Fourth, how both sides handle the sub-agent will also affect the total ledger. Many of Hermes’ designs emphasize local context and local execution, while OpenClaw emphasizes the organizational capabilities of multiple agent identities, routes, and delegates. One is more like switching context, and the other is more like organizing existence relationships. Finally, when it comes to the token billing, the shape is naturally different.
If you want to calculate it, don’t rely on your mouth
If you are really planning to use it long-term, don’t just listen to anyone saying “this is more energy efficient”; look directly at the data provided by the tool.
OpenClaw has commands like /context detail and /usage tokens, and the documentation will also remind you which files are injected at the start of each session. This is very suitable for seeing how thick the base knowledge really is.
Regarding Hermes, the official documentation provides clues such as token budget, skills progressive disclosure, and context file injection methods in Honcho and related features. You can look at this by combining hermes insights, session storage, and actual provider billing.
To put it plainly, the architecture can only determine “how to spend,” but it cannot decide “how much to spend.” What truly determines the bill is how long your SOUL.md is, how much memory you’ve stuffed in, how many skills you’ve enabled, whether the tool output was contained, and how expensive the model itself is.
I’m still on this side
If I only look at the default architecture and not extreme configurations, I still tend to think that Hermes is better at keeping token consumption within a relatively restrained range.
It’s not because it’s stronger, but because from the start of prompt design, it has been avoiding “meaningless persistent context bloat.” OpenClaw is the opposite; it would rather carry a bit more to ensure that the identity, workspace, and message boundary of that long-term online assistant don’t fall apart.
So if you are particularly concerned about token costs, and the workflow mainly happens in local, CLI, code repository, or skill knowledge base scenarios, Hermes’ approach will generally be more convenient.
If you want a long-term assistant that is truly available across various messaging platforms, then spending more tokens with OpenClaw feels like a normal cost. You can’t expect it to be online long-term like a person while also requiring it to be as lightweight as a one-off tool every turn.
Ah, this matter ultimately comes back to the old question.
Are you raising an online assistant, or are you raising a local agent core? Figure that out, and the token accounting won’t be so hard to understand.
References
- Previous Post: Mistaking Hermes for OpenClaw Replacement, Might Have Been Biased From the Start
- Hermes Agent Features Overview
- Hermes Agent Context Files
- Hermes Agent Personality & SOUL.md
- Hermes Agent Skills
- Hermes Agent Built-in Tools Reference
- Hermes Agent Honcho Memory
- OpenClaw Agent Workspace
- OpenClaw Token Use and Costs
- OpenClaw Memory
- OpenClaw Multi-Agent Routing
- OpenClaw Context Reference
Writing Notes
Original Prompt
Prompt: Hermes and OpenClaw write another article about their token consumption. Since the architectures are different, the consumption must be different.
Writing Idea Summary
- Continue the judgment from the previous article, but narrow the focus to token consumption, and no longer repeat the overall architecture comparison.

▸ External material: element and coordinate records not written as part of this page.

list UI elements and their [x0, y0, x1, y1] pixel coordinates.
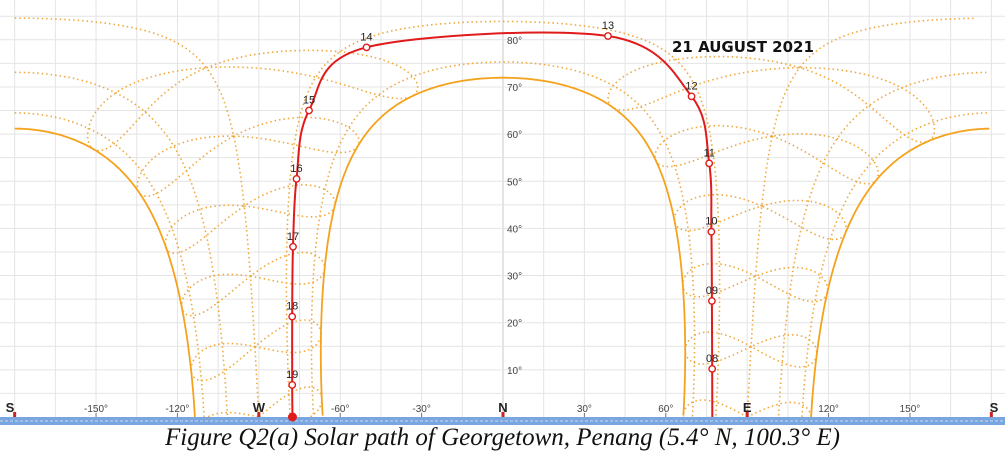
date-curve	[14, 17, 976, 416]
hour-point	[604, 32, 612, 40]
horizon-ground-band	[0, 417, 1005, 425]
hour-point	[288, 381, 297, 389]
hour-label: 09	[706, 285, 718, 297]
cardinal-marker	[501, 412, 505, 417]
y-tick-label: 20°	[507, 319, 522, 330]
x-tick-label: S	[990, 400, 999, 415]
cardinal-marker	[13, 412, 17, 417]
x-tick-label: 150°	[900, 404, 921, 415]
hour-analemma	[654, 124, 880, 185]
hour-analemma	[207, 386, 323, 418]
x-axis-ticks: S -150° -120° W -60° -30° N 30° 60° E 120° 150° S	[6, 400, 999, 417]
hour-analemma	[684, 331, 818, 368]
x-tick-label: -120°	[165, 404, 189, 415]
hour-point	[708, 365, 717, 373]
hour-point	[705, 159, 714, 168]
hour-point	[687, 92, 696, 101]
hour-label: 16	[290, 163, 302, 175]
x-tick-label: 30°	[577, 404, 592, 415]
y-axis-ticks: 10° 20° 30° 40° 50° 60° 70° 80°	[507, 36, 522, 377]
hour-analemma	[86, 49, 419, 152]
cardinal-marker	[257, 412, 261, 417]
y-tick-label: 60°	[507, 130, 522, 141]
hour-point	[708, 297, 716, 305]
x-tick-label: -60°	[331, 404, 349, 415]
hour-point	[292, 174, 301, 183]
hour-analemma	[607, 55, 936, 144]
hour-analemma	[180, 251, 326, 317]
x-tick-label: S	[6, 400, 15, 415]
hour-label: 10	[705, 216, 717, 228]
x-tick-label: -150°	[84, 404, 108, 415]
sun-path-line	[291, 31, 714, 418]
x-tick-label: -30°	[412, 404, 430, 415]
hour-point	[288, 312, 297, 321]
solstice-curve	[319, 76, 687, 416]
date-curve	[14, 71, 987, 416]
solar-path-chart: S -150° -120° W -60° -30° N 30° 60° E 120° 150° S 10…	[0, 0, 1005, 425]
grid-lines	[0, 0, 1005, 417]
hour-label: 12	[685, 80, 697, 92]
date-curve	[310, 61, 696, 417]
solstice-boundary-curves	[14, 76, 990, 417]
hour-label: 11	[703, 147, 714, 159]
hour-point	[707, 227, 716, 236]
cardinal-marker	[989, 412, 993, 417]
hour-label: 15	[303, 95, 315, 107]
x-tick-label: 120°	[818, 404, 839, 415]
hour-point	[289, 242, 297, 251]
hour-label: 13	[602, 20, 614, 32]
y-tick-label: 30°	[507, 272, 522, 283]
analemma-dotted-curves	[14, 17, 989, 418]
y-tick-label: 70°	[507, 83, 522, 94]
hour-label: 19	[286, 369, 298, 381]
hour-analemma	[682, 399, 812, 418]
y-tick-label: 50°	[507, 177, 522, 188]
cardinal-marker	[745, 412, 749, 417]
figure-caption: Figure Q2(a) Solar path of Georgetown, P…	[164, 424, 840, 451]
x-tick-label: W	[253, 400, 266, 415]
x-tick-label: N	[498, 400, 507, 415]
solstice-curve	[14, 127, 990, 417]
hour-label: 08	[706, 353, 718, 365]
x-tick-label: E	[743, 400, 752, 415]
date-curve	[285, 20, 721, 416]
hour-label: 17	[287, 231, 299, 243]
hour-label: 14	[360, 31, 372, 43]
chart-date-title: 21 AUGUST 2021	[672, 38, 814, 56]
y-tick-label: 80°	[507, 36, 522, 47]
y-tick-label: 10°	[507, 366, 522, 377]
hour-analemma	[190, 319, 322, 382]
sun-path-series: 08 09 10 11 12 13 14 15 16 17 18 19	[286, 20, 718, 422]
hour-analemma	[136, 116, 360, 198]
date-curve	[14, 112, 989, 417]
hour-analemma	[682, 262, 829, 303]
x-tick-label: 60°	[658, 404, 673, 415]
sunset-point	[287, 412, 297, 422]
y-tick-label: 40°	[507, 224, 522, 235]
hour-label: 18	[286, 301, 298, 313]
hour-analemma	[164, 184, 336, 255]
hour-point	[362, 43, 371, 52]
hour-point	[305, 106, 313, 115]
hour-analemma	[673, 193, 847, 241]
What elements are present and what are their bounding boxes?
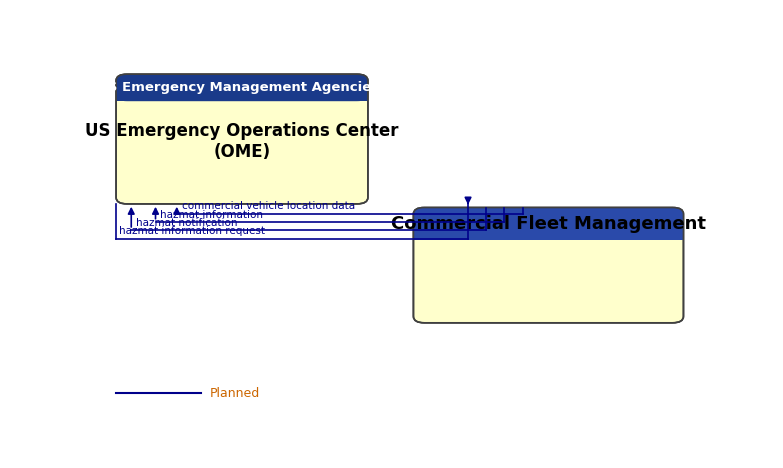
FancyBboxPatch shape bbox=[413, 207, 684, 323]
Text: hazmat notification: hazmat notification bbox=[136, 218, 237, 228]
Text: US Emergency Management Agencie...: US Emergency Management Agencie... bbox=[97, 81, 387, 94]
Bar bbox=[413, 224, 684, 240]
Bar bbox=[116, 88, 368, 101]
Text: hazmat information: hazmat information bbox=[161, 210, 263, 220]
Text: commercial vehicle location data: commercial vehicle location data bbox=[182, 202, 355, 212]
Text: Commercial Fleet Management: Commercial Fleet Management bbox=[391, 215, 706, 233]
FancyBboxPatch shape bbox=[413, 207, 684, 240]
FancyBboxPatch shape bbox=[116, 74, 368, 204]
Text: hazmat information request: hazmat information request bbox=[119, 227, 265, 236]
Text: US Emergency Operations Center
(OME): US Emergency Operations Center (OME) bbox=[85, 122, 399, 161]
Text: Planned: Planned bbox=[210, 387, 261, 400]
FancyBboxPatch shape bbox=[116, 74, 368, 101]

- Focus on comparing the default context assembly methods of both sides, rather than just talking about “who is more efficient.”
- Hermes focuses on progressive disclosure, on-demand discovery, and prompt cache preservation.
- OpenClaw focuses on workspace persistent files, long-term online assistant environments, and fixed overhead.
- The conclusion retains the core judgment provided by the user, but adds a layer of practical reminder: to truly see the bill, one must combine official usage/context tools with actual provider billing.